Originally Posted by tonton
Seriously... why are there so many teachers here? SDW, Nick and I are all teachers.
Maybe you guys just have a lot of time on your hands...
[ducks and runs for cover]
BR, you either continue to misunderstand or deliberately misrepresent the [general] conservative position on electric cars.
Very few conservatives, actually none that I know of, have any serious problem with the idea of electric car technology. Especially if it does take the U.S. off oil. The main problem is in using the state apparatus, with truckloads of taxpayers' money, to force inferior products onto the market.
Why are they inferior? I'm sure you'll ask?
What makes me so sure the Volt isn't going to be the best electric car on the planet?
Think of the car you drive today. Almost every new vehicle today has power windows and locks. When these were introduced to the market, they were premium luxury features. However, as time went on and the tech got cheaper, power windows became a virtually standard feature for cars.
That's where most people stop in thinking about business processes. It's where liberals get the idea that if you throw enough money at a product, you can create solutions for everyone.
However, what's often overlooked is the quality side of the process. When high end clients were paying $50,000 for a car with power everything, those features had better work. High end customers can be demanding, and reputations can be cemented by a single bad product.
So this market process has an inherent discipline to it with regards to quality. Apple takes this to previously unheard of (and sometimes ridiculous) levels, but the fact is that knowing your competitors can put you out of business tomorrow with a new or better marketed product can focus an organization greatly.
When government steps in and starts skewing the market with subsidies and tax rebates and starts picking winners and losers, the best parts of capitalism get thrown out. And when a company starts pitching its 'next generation' as the key to its turnaround to access government funding, you can be assured it's being designed to fit a need - but not for customers.
American capitalism would have worked just fine in getting the American auto sector back up and running.
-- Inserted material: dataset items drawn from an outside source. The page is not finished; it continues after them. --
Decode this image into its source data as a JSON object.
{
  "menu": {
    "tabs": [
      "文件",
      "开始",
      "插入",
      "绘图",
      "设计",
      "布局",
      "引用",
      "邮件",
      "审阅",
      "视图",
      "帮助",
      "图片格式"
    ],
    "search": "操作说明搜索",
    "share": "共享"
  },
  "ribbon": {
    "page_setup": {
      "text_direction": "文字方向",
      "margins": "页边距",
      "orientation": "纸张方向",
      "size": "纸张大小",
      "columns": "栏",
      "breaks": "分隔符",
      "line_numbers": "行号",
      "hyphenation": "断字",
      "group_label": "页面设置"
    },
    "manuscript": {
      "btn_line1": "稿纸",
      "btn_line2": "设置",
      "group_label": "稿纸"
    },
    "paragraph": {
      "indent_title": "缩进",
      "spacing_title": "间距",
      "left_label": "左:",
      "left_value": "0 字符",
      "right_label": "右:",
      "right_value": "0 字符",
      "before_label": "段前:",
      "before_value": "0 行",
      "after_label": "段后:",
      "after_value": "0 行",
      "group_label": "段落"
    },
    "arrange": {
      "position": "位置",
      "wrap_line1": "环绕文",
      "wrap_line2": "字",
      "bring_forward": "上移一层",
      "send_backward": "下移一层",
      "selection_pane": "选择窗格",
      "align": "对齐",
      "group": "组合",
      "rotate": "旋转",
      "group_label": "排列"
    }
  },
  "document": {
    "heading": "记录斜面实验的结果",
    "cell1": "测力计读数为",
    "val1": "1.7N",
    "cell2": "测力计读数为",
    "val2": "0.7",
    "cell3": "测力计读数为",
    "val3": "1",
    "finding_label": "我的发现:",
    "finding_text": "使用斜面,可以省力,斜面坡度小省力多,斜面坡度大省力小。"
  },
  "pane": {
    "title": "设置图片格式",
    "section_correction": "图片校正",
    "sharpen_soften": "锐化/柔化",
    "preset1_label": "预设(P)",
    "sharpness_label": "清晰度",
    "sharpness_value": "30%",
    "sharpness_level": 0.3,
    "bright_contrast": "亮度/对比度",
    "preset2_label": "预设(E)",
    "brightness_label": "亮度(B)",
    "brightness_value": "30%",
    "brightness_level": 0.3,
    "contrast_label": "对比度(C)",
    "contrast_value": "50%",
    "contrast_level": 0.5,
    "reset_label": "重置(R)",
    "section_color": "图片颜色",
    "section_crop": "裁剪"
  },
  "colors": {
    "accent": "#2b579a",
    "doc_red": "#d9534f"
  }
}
It would have likely meant that Chrysler would have been carved up between GM and Ford, but I still believe that would have been better than selling the popular Jeep and Minivan franchises to the Italians.
In short, nobody dismisses the Volt because it's an electric car. But plenty of people will dismiss it because it seems to be plagued with bureaucratic design history and goals and hardly a product put out by people who are truly passionate about what they are designing and why. (For that, look to Tesla.) Steve Jobs taught us better than that, both about business turnarounds and passionate design.
And personally, I think a lot of people realize that the battery tech runs on rare earth minerals and has the potential to be just as environmentally damaging as the oil we're condemning today.